When friends objected because of his fraility, friend Christopher Wood remembered Burns saying: "What's the worst that can happen? I crash and die?"

New Jersey general manager Lou Lamoriello remembered the day eight years ago when he made the trip to New Hampshire to talk to Burns about the vacant Devils coaching position, walking by Burns' Harley in the yard.

"There was something unique and different about him. Whether it was his street smarts or his insecurities about his setbacks, there was something genuine about him. He believed what he said...I've thought about that day. He was exactly who he was...and he practised what he preached."

Lamoriello remembered calling Burns up recently after another rough game for the Devils.

"I asked him how he was feeling and he said, 'To hell with how I'm feeling. I just watched you play.'"

His players remembered him as the good cop and the bad cop all rolled into one, but, ultimately, they played for him because he was fair and they believed he cared for them.

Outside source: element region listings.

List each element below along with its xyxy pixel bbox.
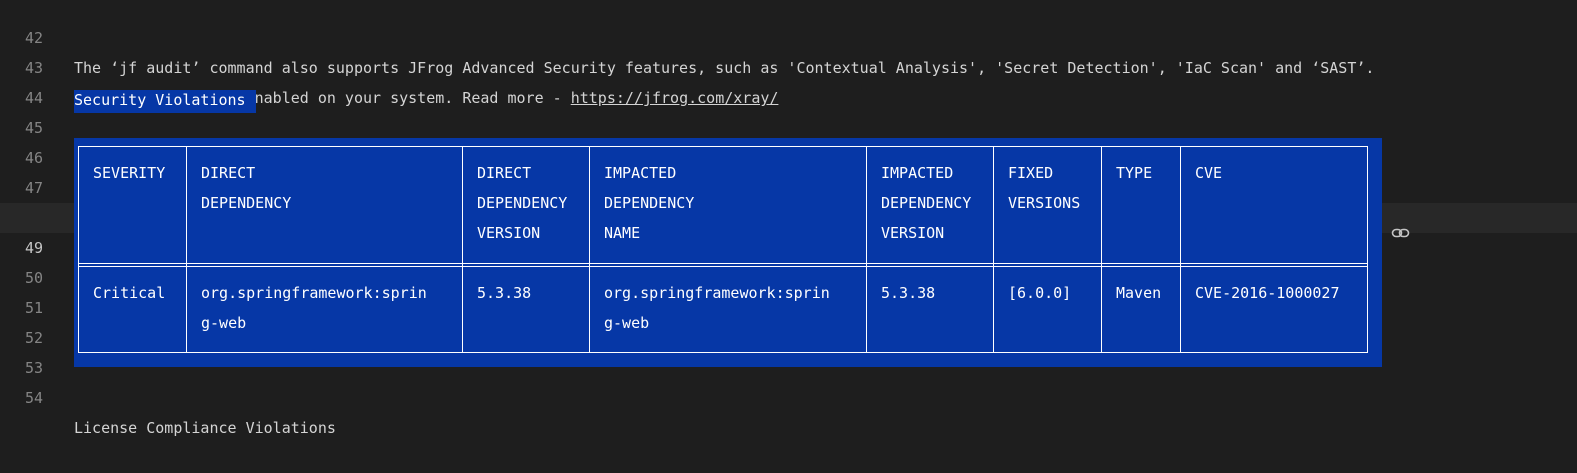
table-border	[78, 146, 1368, 147]
table-border	[589, 146, 590, 353]
table-header-cell: VERSION	[477, 224, 541, 242]
table-border	[462, 146, 463, 353]
table-header-cell: IMPACTED	[604, 164, 677, 182]
table-cell: 5.3.38	[477, 284, 532, 302]
table-cell: [6.0.0]	[1008, 284, 1072, 302]
violations-table: SEVERITY DIRECT DEPENDENCY DIRECT DEPENDENCY…	[0, 0, 1577, 400]
table-header-cell: SEVERITY	[93, 164, 166, 182]
table-header-cell: DEPENDENCY	[881, 194, 972, 212]
table-header-cell: DEPENDENCY	[604, 194, 695, 212]
table-border	[1101, 146, 1102, 353]
table-cell: Maven	[1116, 284, 1162, 302]
table-header-cell: CVE	[1195, 164, 1223, 182]
table-header-cell: DEPENDENCY	[201, 194, 292, 212]
table-cell: 5.3.38	[881, 284, 936, 302]
table-header-cell: DIRECT	[201, 164, 256, 182]
table-cell: g-web	[201, 314, 247, 332]
table-border	[1180, 146, 1181, 353]
line-text: License Compliance Violations	[74, 419, 336, 437]
table-header-cell: DIRECT	[477, 164, 532, 182]
table-header-cell: VERSIONS	[1008, 194, 1081, 212]
table-border	[78, 263, 1368, 264]
table-header-cell: TYPE	[1116, 164, 1153, 182]
table-cell: org.springframework:sprin	[604, 284, 830, 302]
table-cell: org.springframework:sprin	[201, 284, 427, 302]
table-border	[866, 146, 867, 353]
table-border	[78, 352, 1368, 353]
table-header-cell: VERSION	[881, 224, 945, 242]
link-icon[interactable]	[1391, 225, 1411, 241]
table-header-cell: IMPACTED	[881, 164, 954, 182]
table-header-cell: NAME	[604, 224, 641, 242]
table-border	[1367, 146, 1368, 353]
table-cell: g-web	[604, 314, 650, 332]
table-border	[993, 146, 994, 353]
table-header-cell: DEPENDENCY	[477, 194, 568, 212]
table-border	[186, 146, 187, 353]
table-border	[78, 146, 79, 353]
table-header-cell: FIXED	[1008, 164, 1054, 182]
table-cell: Critical	[93, 284, 166, 302]
table-cell: CVE-2016-1000027	[1195, 284, 1340, 302]
table-border	[78, 266, 1368, 267]
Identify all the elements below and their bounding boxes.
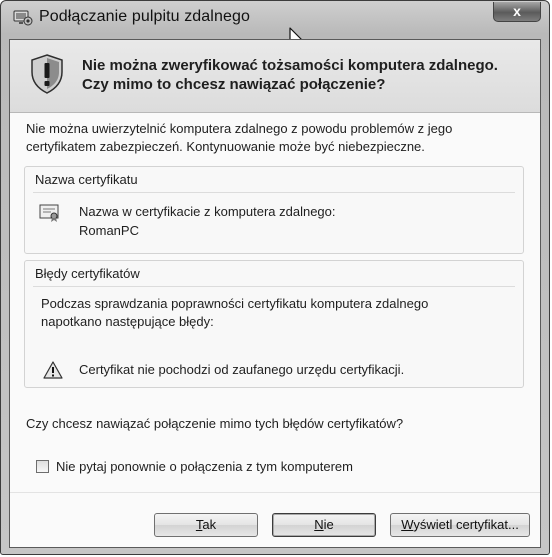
certificate-error-item: Certyfikat nie pochodzi od zaufanego urz… <box>79 362 405 377</box>
certificate-icon <box>39 204 59 222</box>
view-certificate-button-mnemonic: W <box>401 517 414 532</box>
no-button-mnemonic: N <box>314 517 324 532</box>
headline-line-1: Nie można zweryfikować tożsamości komput… <box>82 57 498 74</box>
intro-text: Nie można uwierzytelnić komputera zdalne… <box>26 120 526 156</box>
view-certificate-button-label: yświetl certyfikat... <box>413 517 519 532</box>
no-button-label: ie <box>323 517 334 532</box>
headline: Nie można zweryfikować tożsamości komput… <box>82 56 532 94</box>
group-divider <box>33 286 515 287</box>
warning-triangle-icon <box>43 361 63 379</box>
button-bar: Tak Nie Wyświetl certyfikat... <box>10 492 540 547</box>
dialog-content: Nie można zweryfikować tożsamości komput… <box>9 39 541 548</box>
certificate-name-group-title: Nazwa certyfikatu <box>35 172 138 187</box>
group-divider <box>33 192 515 193</box>
title-bar[interactable]: Podłączanie pulpitu zdalnego x <box>1 1 549 35</box>
connect-question: Czy chcesz nawiązać połączenie mimo tych… <box>26 416 404 431</box>
certificate-name-group: Nazwa certyfikatu Nazwa w certyfikacie z… <box>24 166 524 254</box>
close-button[interactable]: x <box>493 2 541 22</box>
certificate-name-label: Nazwa w certyfikacie z komputera zdalneg… <box>79 204 336 219</box>
yes-button-label: ak <box>202 517 217 532</box>
window-title: Podłączanie pulpitu zdalnego <box>39 8 250 25</box>
dialog-window: Podłączanie pulpitu zdalnego x Nie można… <box>0 0 550 555</box>
no-button[interactable]: Nie <box>272 513 376 537</box>
warning-shield-icon <box>31 54 63 94</box>
view-certificate-button[interactable]: Wyświetl certyfikat... <box>390 513 530 537</box>
dont-ask-again-checkbox[interactable] <box>36 460 49 473</box>
errors-description-line-1: Podczas sprawdzania poprawności certyfik… <box>41 296 429 311</box>
certificate-errors-group-title: Błędy certyfikatów <box>35 266 140 281</box>
certificate-name-value: RomanPC <box>79 223 139 238</box>
warning-header: Nie można zweryfikować tożsamości komput… <box>10 40 540 113</box>
yes-button[interactable]: Tak <box>154 513 258 537</box>
intro-line-2: certyfikatem zabezpieczeń. Kontynuowanie… <box>26 139 425 154</box>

"He cared about us as people," said Corson, who lost his dad to cancer at a young age and had Burns emerge as an important figure in his life. "Every time we screwed up he barked at us. He gave us a kick in the ass when we deserved it. But wrong or right, he was there for us."

Corson remembered getting bailed out of jail by Burns after an altercation outside a bar in Winnipeg.

"That was one time we didn't get the answer we wanted when we called him," laughed Corson. "But when he found out the real story -- that we were trying to help a lady -- he calmed down."

Burns could be tough. Players told one story of sitting in the dressing room at the Forum and listening to a huge row between Burns and the late John Kordic in the coach's office. It concluded with a huge crash, which was an ashtry hitting the wall.

But when Kordic had one of his many incidents in his short, troubled life, it was Burns who was there at 3 a.m. to help him.

"He was just a good man," said Corson.

And who could ask for a better epitaph than that?